Two of the stumbling blocks to expanding the use of collaborative networks in government are: how do you figure out what works? And, how do you create accountability?
The IBM Center has sponsored a series of reports in different policy arenas over the past decade that look at the creation and use of collaborative networks to get results. Reports exploring collaborative networks in emergency management, watershed management, international environmental issues, and traffic congestion describe the richness of the complexity of getting things done across agency and sectoral boundaries. But in each case, the assessment of success focused on the ultimate end results. This meant measuring the performance OF networks, not the performance IN networks.
But in many cases, achieving end results – such as cleaner water or reduced traffic congestion — take years to demonstrate. So, what happens in the interim? How do you measure the performance IN networks? In the IBM Center case studies, the answer (roughly) was that the participants in the networks would hold each other jointly accountable.
This may work in certain circumstances, but in a strongly hierarchical political system such as ours, that answer is not good enough. With the passage of the GPRA Modernization Act, and its requirements to develop cross-agency goals (which implies cross-agency collaborative networks), there is now a stronger need to demonstrate how we measure the performance IN networks? Figuring this out may be a key step to expanding their use in governmental settings.
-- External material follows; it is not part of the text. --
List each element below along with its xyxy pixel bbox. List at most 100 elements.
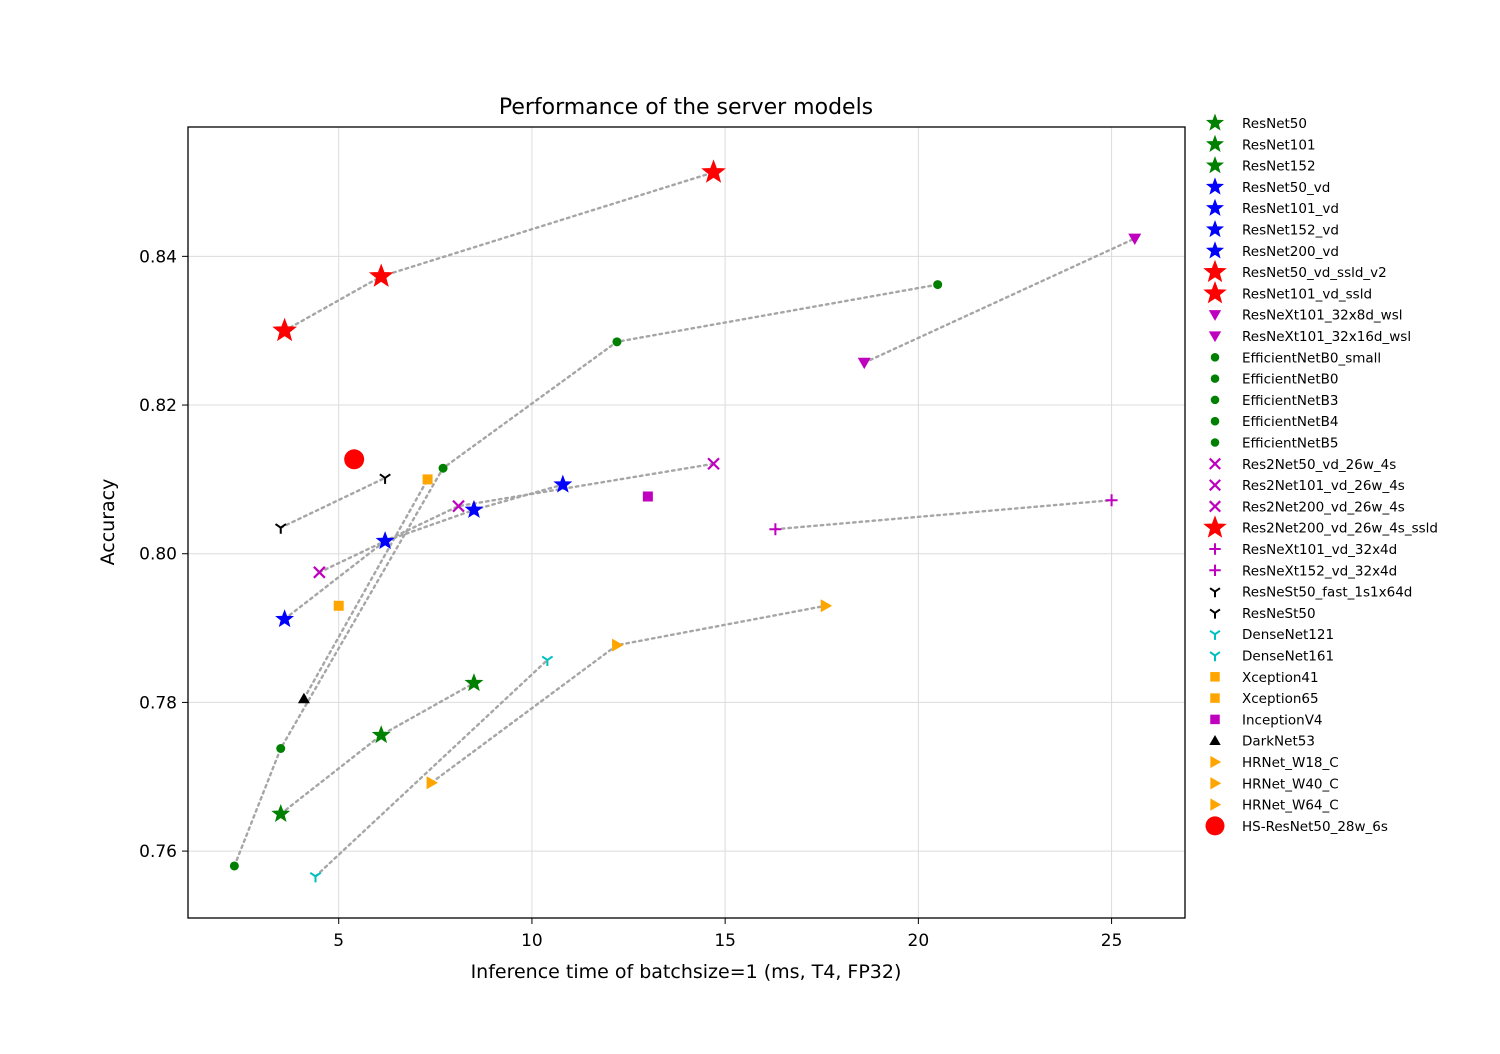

This challenge was the focus of a series of articles in the June 2011 issue of Public Performance & Management Review, where various authors used the multi-sector governance network as their unit of analysis to examine the use of “performance management systems within complex networked governance arrangements.” The authors identified three models:
Comparative case study analysis, which is “a systematic way to identify and describe performance management systems within complex, inter-jurisdictional networks. It also discusses the role of federal agencies in building the capacity for such systems, using traffic congestion management as a model.
Social network analysis, which is used to “analyze the relationship between the kinds of network configurations” using emergency management response plans as its case study.
Complex adaptive systems approach, which is used to evaluate network performance in the third article, examining the deliberative processes of healthcare delivery networks.
The symposium editor, Christopher Koliba (University of Vermont) concludes: “All three articles reflect the growing use of computational power to assess performance and inform decision-making.” Interestingly, this parallels similar research in the use of collaborative networks in the for-profit and non-profit worlds!